The writer Boris Kachka, a contributing editor at New York Magazine and an author, continues..........
"....So many books are published — almost certainly, more than ever — that predicting a blanket decline in quality would be ridiculous. But whether literary culture is best served by the ceaseless centralization of publishing is a question worth asking.
The Big Five have been so busy reducing old companies to brands that they’ve neglected the notion of what a brand should mean. Can any reader tell a Pantheon from a Riverhead novel? The logo doesn’t do the trick. The value of a publishing house — and now an imprint — has been its function as that dreaded straw man of the self-publishing gurus: a gatekeeper. In the hoary Model T days, gatekeepers weren’t a cabal but a cacophony, competing tooth and nail.
Maybe it’s time for publishers to revive the value of their brands by making them more distinctive and connecting them more closely to consumers. They can start by checking out the Web site of the codgers at the prestigious Farrar, Straus & Giroux, independent until it was bought in 1994 by Holtzbrinck (which later bought Macmillan and grouped its American holdings under that name). Its e-newsletter features author interviews, long editors’ notes and subscriber giveaways. One of its developers, Ryan Chapman (now at Atavist, a multimedia storytelling site), told me his model was independent record labels.
We could use more gatekeepers — the kind that trumpet their history and quality unapologetically. “A new imprint on a book gathers character through the years,” declared the first sentence of the first catalog printed by Farrar, Straus in 1946. But an old imprint, once merged, tends to lose it. Even Penguin and Random House aren’t immune. Their temporary new logo — a giant penguin looking away from a house — is an awkward amalgam, a glyphic non sequitur. It’s a necessary visual compromise, a show of mutual respect for two distinctive histories. But maybe Random Penguin, as a few wags have suggested, would have been a more apt name."

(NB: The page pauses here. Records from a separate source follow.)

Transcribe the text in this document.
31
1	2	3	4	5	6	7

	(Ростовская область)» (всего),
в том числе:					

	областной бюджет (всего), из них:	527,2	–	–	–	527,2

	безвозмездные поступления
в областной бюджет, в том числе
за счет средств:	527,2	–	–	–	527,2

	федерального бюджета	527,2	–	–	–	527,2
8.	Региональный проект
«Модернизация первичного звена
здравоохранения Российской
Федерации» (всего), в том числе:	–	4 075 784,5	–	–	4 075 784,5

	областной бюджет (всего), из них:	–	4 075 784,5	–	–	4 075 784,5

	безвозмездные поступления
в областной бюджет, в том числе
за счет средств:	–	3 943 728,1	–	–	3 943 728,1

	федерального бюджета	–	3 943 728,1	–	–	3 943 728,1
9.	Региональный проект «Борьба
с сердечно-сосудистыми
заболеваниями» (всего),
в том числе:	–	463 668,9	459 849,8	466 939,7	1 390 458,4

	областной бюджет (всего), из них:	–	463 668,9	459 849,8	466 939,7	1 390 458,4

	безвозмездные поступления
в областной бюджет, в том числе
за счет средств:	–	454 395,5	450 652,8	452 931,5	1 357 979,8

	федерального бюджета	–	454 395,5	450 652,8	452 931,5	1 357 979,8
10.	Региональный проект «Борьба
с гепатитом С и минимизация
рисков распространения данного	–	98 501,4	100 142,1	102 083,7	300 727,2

Mr. Kachka doesn't seem very hopeful about the consequences of this merger. Generally, the financial outlook for mergers is not very promising, as for example BusinessWeek once had researched. However, in this case there are not only investors and executives involved, but in this people business also tons of editors, other publishing staff and last but not least the many authors. Let's see how they will fare through the changes in this new chapter in the history of publishing.